How Do You Solve a Problem Like Sharia?


One of the reasons Western liberal culture has so much difficulty grappling with the reality of radical Islam is that liberals think religion, in general, is a quaint hobby no one is really serious about. Islam, however, has a code of law called sharia, which is meant to transcend secular law.

In Muslim countries, sharia principles are either incorporated into national law, the national laws are expressly based on sharia code, or there is a parallel legal system of sharia courts.  That’s not an idea that meshes comfortably with the Western ideal of pluralism.

In the United States, we’re accustomed to decades of battle over “separation of church and state,” which liberals tend to interpret with such severity that they believe serious religious believers aren’t really qualified to hold office, no matter how vigorously they declare their support for the secular religious system.
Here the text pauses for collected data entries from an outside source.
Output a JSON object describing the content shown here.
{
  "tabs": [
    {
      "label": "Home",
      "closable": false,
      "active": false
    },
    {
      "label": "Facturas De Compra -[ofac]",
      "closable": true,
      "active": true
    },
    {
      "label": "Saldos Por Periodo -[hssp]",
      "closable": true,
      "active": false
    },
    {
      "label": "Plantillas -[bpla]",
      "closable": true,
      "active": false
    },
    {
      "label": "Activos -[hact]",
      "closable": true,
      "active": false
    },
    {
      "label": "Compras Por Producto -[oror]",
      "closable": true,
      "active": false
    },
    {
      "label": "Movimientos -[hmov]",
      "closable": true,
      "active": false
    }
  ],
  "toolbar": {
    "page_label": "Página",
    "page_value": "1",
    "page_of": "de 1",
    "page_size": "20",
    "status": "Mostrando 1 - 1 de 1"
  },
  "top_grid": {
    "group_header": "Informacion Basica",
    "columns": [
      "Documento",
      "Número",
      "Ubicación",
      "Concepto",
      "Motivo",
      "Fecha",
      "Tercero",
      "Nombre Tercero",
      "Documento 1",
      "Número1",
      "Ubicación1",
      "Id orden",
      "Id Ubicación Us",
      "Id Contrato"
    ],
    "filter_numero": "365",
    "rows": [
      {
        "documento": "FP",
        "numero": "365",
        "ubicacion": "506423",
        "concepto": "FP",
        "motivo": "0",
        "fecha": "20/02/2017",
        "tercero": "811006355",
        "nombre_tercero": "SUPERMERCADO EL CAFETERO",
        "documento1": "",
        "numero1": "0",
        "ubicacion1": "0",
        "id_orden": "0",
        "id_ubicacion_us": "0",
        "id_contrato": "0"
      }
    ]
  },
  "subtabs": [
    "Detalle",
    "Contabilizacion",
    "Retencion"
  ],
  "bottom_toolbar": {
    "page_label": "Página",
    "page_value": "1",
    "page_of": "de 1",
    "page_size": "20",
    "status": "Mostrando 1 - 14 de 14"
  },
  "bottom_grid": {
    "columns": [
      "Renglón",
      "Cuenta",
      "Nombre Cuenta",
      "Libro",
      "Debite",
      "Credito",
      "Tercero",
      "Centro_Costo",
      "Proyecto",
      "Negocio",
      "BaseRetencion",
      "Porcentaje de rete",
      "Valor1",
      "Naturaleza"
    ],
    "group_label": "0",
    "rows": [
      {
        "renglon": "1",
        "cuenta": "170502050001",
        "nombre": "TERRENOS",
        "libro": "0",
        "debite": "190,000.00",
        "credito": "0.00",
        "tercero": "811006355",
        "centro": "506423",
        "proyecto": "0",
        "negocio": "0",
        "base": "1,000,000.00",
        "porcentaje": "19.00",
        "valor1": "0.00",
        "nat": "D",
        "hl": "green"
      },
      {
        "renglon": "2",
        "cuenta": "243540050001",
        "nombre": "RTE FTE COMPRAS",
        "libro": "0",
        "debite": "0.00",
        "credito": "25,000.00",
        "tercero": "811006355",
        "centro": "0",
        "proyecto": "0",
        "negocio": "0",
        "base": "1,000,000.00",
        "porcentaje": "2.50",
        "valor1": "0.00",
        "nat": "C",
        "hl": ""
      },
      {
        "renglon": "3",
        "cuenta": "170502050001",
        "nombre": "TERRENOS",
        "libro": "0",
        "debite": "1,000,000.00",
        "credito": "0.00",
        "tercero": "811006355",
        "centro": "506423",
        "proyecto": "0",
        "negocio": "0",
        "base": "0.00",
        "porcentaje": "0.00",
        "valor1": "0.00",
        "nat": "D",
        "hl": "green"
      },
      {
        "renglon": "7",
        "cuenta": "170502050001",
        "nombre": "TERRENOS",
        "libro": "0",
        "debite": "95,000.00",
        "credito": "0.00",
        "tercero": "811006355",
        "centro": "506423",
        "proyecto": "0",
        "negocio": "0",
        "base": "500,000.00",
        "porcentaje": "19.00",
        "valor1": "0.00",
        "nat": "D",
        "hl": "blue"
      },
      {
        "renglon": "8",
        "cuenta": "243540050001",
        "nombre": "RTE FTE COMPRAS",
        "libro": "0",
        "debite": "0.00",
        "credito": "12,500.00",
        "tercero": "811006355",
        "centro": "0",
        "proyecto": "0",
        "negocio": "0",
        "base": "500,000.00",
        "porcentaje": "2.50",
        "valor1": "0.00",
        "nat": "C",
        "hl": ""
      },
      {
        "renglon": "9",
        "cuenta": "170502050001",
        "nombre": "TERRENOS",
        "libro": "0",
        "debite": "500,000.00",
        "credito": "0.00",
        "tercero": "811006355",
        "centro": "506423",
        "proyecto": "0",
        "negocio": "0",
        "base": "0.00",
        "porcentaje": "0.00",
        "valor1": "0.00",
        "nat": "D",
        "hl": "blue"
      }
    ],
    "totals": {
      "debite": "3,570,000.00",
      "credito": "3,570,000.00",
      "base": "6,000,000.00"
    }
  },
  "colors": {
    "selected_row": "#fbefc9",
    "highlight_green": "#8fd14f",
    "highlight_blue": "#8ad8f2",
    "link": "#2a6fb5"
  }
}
Our academic culture has chafed for generations against the idea that our Constitution was inspired by Judeo-Christian tradition.

During the gay marriage wars of the past few years, same-sex marriage proponents seemed to believe religious Americans couldn’t possibly be sincere about their objections to the new definition of marriage; they were portrayed as cynically invoking religion to cover unreasoning bigotry. There’s a similar whiff of condescension about the way liberals approach sharia law. Muslims can’t be serious about that stuff, can they? Certainly not moderate Muslims, at any rate – and it’s an article of (secular) faith that the overwhelming majority of Muslims are moderate.

And yet, polling finds generally strong support for making sharia the law of the land, in most countries where Muslims live. Support for official sharia tends to be much lower in south-eastern Europe and central Asia, but it’s very high in the regions where all the migrants are coming from.

Polling firms are nervous about measuring sharia support in American and European populations – it’s another one of those data points American hicks apparently need to be protected from by their wise elites – but when the question is asked, support for sharia comes up strong, and seems to be holding strong among younger Muslims, who should theoretically be losing their appetite for Islamic law as they assimilate.

Integrating sharia concepts with Western law is not easy. Sharia’s treatment of homosexuality and free speech have been much discussed, but there are other areas in which the Islamic code clashes with Western legal concepts. You can see the conflicts on the websites dedicated to helping devout Muslims reconcile the contradictions. They make for lively reading.

For example, at the website of the Shariah Board of America – an organization linked to the mosque attended by the Mateen family – a question about the righteousness of paying taxes was answered by a quote from a mufti: “Income tax is an unjust and oppressive system. If a person opts a way in order to avoid or save from it will not account any sin.”

The overtaxed American non-Muslim might be inclined to agree with sharia in this case, but it matters why income taxes are considered unjust. A lengthier discourse from 2012 at explains that sharia states only a few kinds of tax are allowed in Islam: zakat (charity), jizya (the tax paid to by non-believers to their Muslim overlords), kharaj (a land tax), and usyur (basically a tariff against infidel countries.)

Sharia law also has a problem with loans and collecting interest, which is regarded as a form of theft. There are ways for observant Muslims to work around this restriction without disturbing civil society, taking advantage of “sharia-compliant loans” that restructure the repayment system so that no “interest” is explicitly paid, but the lender still makes money, essentially becoming an investor in the loan applicant’s enterprises. Even some big mainstream banks have entered the sharia-compliant loan market, offering everything from business to home and auto loans.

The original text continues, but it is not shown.